• U.S.

How Gray Is My Valley

8 minute read
Scott Brown

Silicon Valley: the place is synonymous with bright ideas, fresh fortunes and sunny forecasts. But right now the mood in this region 40 miles southeast of San Francisco suggests a name like Gloomy Gulch. Gone are the days when development spread like brush fire across the region and upstart businesses leaped from garages to the FORTUNE 500. Absent are the fuzzy-cheeked genius entrepreneurs, the companies hungry for workers and a city so wealthy it once considered giving back $1 million in tax revenues to its citizens. Says Lawrence Stone, a city councilman in Sunnyvale, which no longer has a surplus, as he recalls the glory days: “Instant millionaires. Every day there was a firm doing a public offering and spin-offs being created. Everyone was on a high-tech surfboard. It was a lot of fun.”

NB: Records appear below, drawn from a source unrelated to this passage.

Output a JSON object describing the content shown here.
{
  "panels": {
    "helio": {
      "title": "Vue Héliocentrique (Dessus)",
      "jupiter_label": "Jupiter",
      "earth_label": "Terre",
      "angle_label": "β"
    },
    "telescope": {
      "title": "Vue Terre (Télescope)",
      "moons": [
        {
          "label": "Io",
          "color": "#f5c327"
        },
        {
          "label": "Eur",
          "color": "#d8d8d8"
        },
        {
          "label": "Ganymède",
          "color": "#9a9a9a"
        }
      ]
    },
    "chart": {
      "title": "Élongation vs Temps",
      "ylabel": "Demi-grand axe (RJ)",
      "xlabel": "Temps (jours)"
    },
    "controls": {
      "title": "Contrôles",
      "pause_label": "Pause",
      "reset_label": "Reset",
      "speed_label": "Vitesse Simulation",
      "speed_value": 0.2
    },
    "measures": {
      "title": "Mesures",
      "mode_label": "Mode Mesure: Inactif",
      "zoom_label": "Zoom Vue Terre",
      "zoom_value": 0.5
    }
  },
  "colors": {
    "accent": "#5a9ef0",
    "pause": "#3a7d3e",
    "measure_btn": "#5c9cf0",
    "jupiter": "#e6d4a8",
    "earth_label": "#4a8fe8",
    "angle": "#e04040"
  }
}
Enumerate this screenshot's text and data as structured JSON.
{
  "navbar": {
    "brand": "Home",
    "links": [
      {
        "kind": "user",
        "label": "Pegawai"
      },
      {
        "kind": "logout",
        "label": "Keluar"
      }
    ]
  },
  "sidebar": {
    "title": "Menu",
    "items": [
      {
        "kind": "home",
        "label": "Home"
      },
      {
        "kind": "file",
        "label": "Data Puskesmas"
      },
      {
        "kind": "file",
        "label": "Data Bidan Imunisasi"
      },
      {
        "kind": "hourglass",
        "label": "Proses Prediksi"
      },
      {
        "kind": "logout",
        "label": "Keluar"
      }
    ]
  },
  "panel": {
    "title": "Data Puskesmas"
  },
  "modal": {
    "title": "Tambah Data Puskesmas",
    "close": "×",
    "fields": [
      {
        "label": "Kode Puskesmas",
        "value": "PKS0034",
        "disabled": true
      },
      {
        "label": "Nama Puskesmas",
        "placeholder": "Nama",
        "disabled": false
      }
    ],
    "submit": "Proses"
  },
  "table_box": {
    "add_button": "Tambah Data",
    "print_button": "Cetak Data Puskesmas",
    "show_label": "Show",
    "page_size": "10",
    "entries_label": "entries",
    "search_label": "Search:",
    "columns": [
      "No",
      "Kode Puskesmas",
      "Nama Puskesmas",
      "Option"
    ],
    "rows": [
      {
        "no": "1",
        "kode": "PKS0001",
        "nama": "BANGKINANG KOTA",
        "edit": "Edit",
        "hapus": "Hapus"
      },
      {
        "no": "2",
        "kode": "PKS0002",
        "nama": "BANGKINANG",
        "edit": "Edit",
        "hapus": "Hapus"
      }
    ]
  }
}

Today the double whammy of a lingering U.S. recession and a maturing of high-tech industries has made life in Silicon Valley considerably less buoyant. Employment, profits and housing prices are down, traffic congestion is up, and the occasional layer of smog now looms overhead. “The vision we’ve had about this place has changed,” says Stone. “Economically, we’re a region at risk.” In what is probably the ultimate indignity, some residents say the area is becoming like Los Angeles. “The Valley,” notes Thomas Mandel, a futurist for the consulting firm SRI, “is going through a mid-life crisis.”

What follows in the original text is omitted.